South Korea ordered Chinese coronavirus patients currently receiving treatment for their symptoms in Intensive Care Units (ICUs) nationwide to vacate their beds immediately on Wednesday in an effort to ease a pandemic-induced hospital bed shortage across the country, the Korean Herald reported Thursday.
South Korea’s Ministry of Health and Welfare issued ejection notices to 210 ICU patients on December 22. The order applies to coronavirus patients who have been hospitalized in ICUs for more than 20 consecutive days. Patients who refuse to comply with the forced discharge face a fine of up to 1 million won ($842 USD).
The South Korean Health Ministry said 71 patients had obeyed the order as of Thursday morning. Public health authorities have arranged for these patients to move to non-coronavirus ICUs “or other ‘step-down’ beds providing less intensive care accordingly,” the ministry said.
Starting last week, South Korean health officials informed hospitals nationwide they would soon begin capping the length of ICU stays for Chinese coronavirus patients to 20 days maximum. After the 20-day mark, “the national health insurance waiver for COVID-19 [Chinese coronavirus]-related treatment costs will end for patients and hospitals will no longer be given aid,” Seoul warned.
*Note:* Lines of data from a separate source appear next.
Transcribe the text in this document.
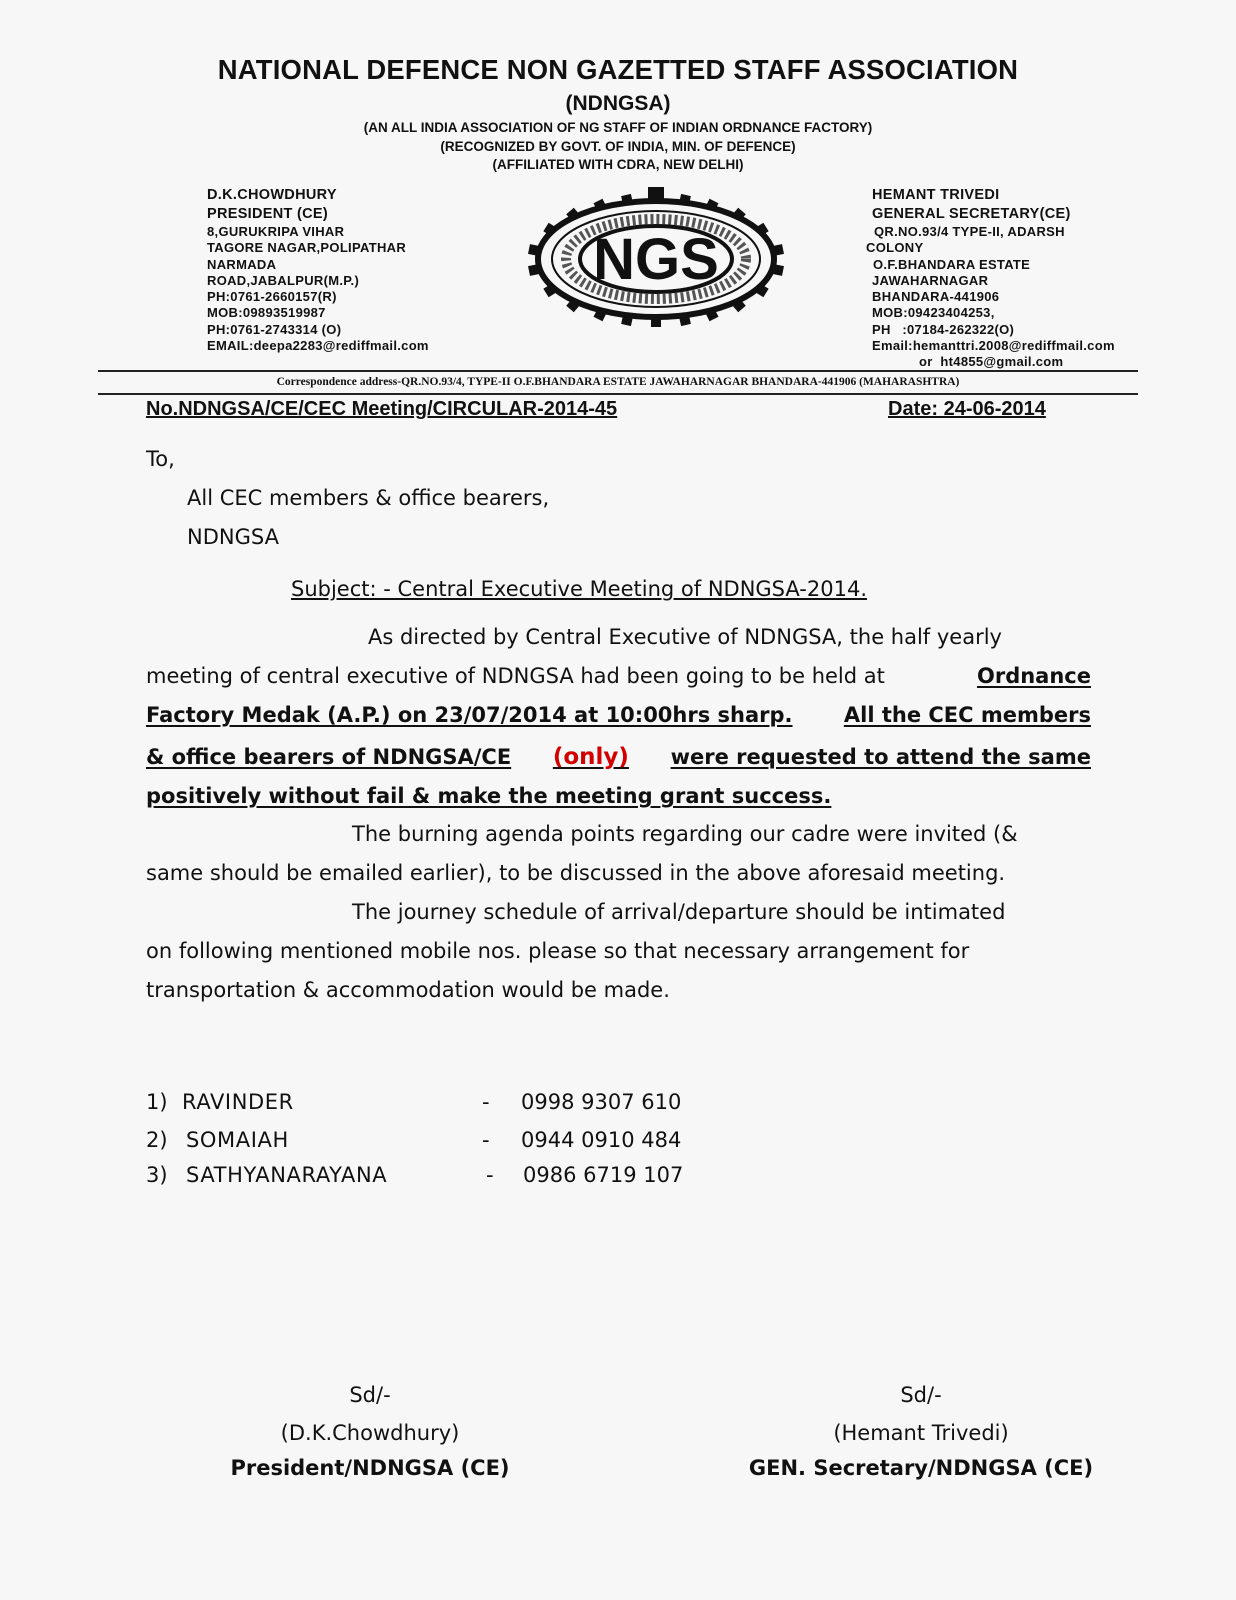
NATIONAL DEFENCE NON GAZETTED STAFF ASSOCIATION
(NDNGSA)
(AN ALL INDIA ASSOCIATION OF NG STAFF OF INDIAN ORDNANCE FACTORY)
(RECOGNIZED BY GOVT. OF INDIA, MIN. OF DEFENCE)
(AFFILIATED WITH CDRA, NEW DELHI)
D.K.CHOWDHURY
PRESIDENT (CE)
8,GURUKRIPA VIHAR
TAGORE NAGAR,POLIPATHAR
NARMADA
ROAD,JABALPUR(M.P.)
PH:0761-2660157(R)
MOB:09893519987
PH:0761-2743314 (O)
EMAIL:deepa2283@rediffmail.com
NGS
HEMANT TRIVEDI
GENERAL SECRETARY(CE)
QR.NO.93/4 TYPE-II, ADARSH
COLONY
O.F.BHANDARA ESTATE
JAWAHARNAGAR
BHANDARA-441906
MOB:09423404253,
PH   :07184-262322(O)
Email:hemanttri.2008@rediffmail.com
or  ht4855@gmail.com
Correspondence address-QR.NO.93/4, TYPE-II O.F.BHANDARA ESTATE JAWAHARNAGAR BHANDARA-441906 (MAHARASHTRA)
No.NDNGSA/CE/CEC Meeting/CIRCULAR-2014-45	Date: 24-06-2014
To,
All CEC members & office bearers,
NDNGSA
Subject: - Central Executive Meeting of NDNGSA-2014.
As directed by Central Executive of NDNGSA, the half yearly
meeting of central executive of NDNGSA had been going to be held at	Ordnance
Factory Medak (A.P.) on 23/07/2014 at 10:00hrs sharp. All the CEC members
& office bearers of NDNGSA/CE (only) were requested to attend the same
positively without fail & make the meeting grant success.
The burning agenda points regarding our cadre were invited (&
same should be emailed earlier), to be discussed in the above aforesaid meeting.
The journey schedule of arrival/departure should be intimated
on following mentioned mobile nos. please so that necessary arrangement for
transportation & accommodation would be made.
1) RAVINDER	- 0998 9307 610
2) SOMAIAH	- 0944 0910 484
3) SATHYANARAYANA	- 0986 6719 107
Sd/-
(D.K.Chowdhury)
President/NDNGSA (CE)
Sd/-
(Hemant Trivedi)
GEN. Secretary/NDNGSA (CE)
Doctors may petition the South Korean Health Ministry to allow exceptions to the rule, but this must now be done through more formal means than before. Under the new measure, a doctor must justify through official documents why he or she believes a patient would need to stay in the ICU longer than the government-allotted time frame.
South Korea’s federal government decided on the 20-day ICU limit for coronavirus patients as part of its ongoing efforts to mitigate the country’s hospital bed shortage, which is reportedly reaching a crisis level. Park Hyang, a senior South Korean Health Ministry official, defended the time limits placed on ICU beds on Wednesday, saying they are based on precedents set by laws pertaining to South Korea’s Infectious Disease Control and Prevention Act.
Roughly 80 percent of all ICU beds within coronavirus hospital wings in South Korea were occupied as of December 23 at midnight, according to estimates by state health authorities. The occupancy rate on the same night for such beds in greater Seoul — home to nearly 10 million residents — was estimated at 85 percent.
At least 52 people in South Korea died while waiting for a hospital bed between November 1 and December 18, according to data from the Korea Disease Control and Prevention Agency.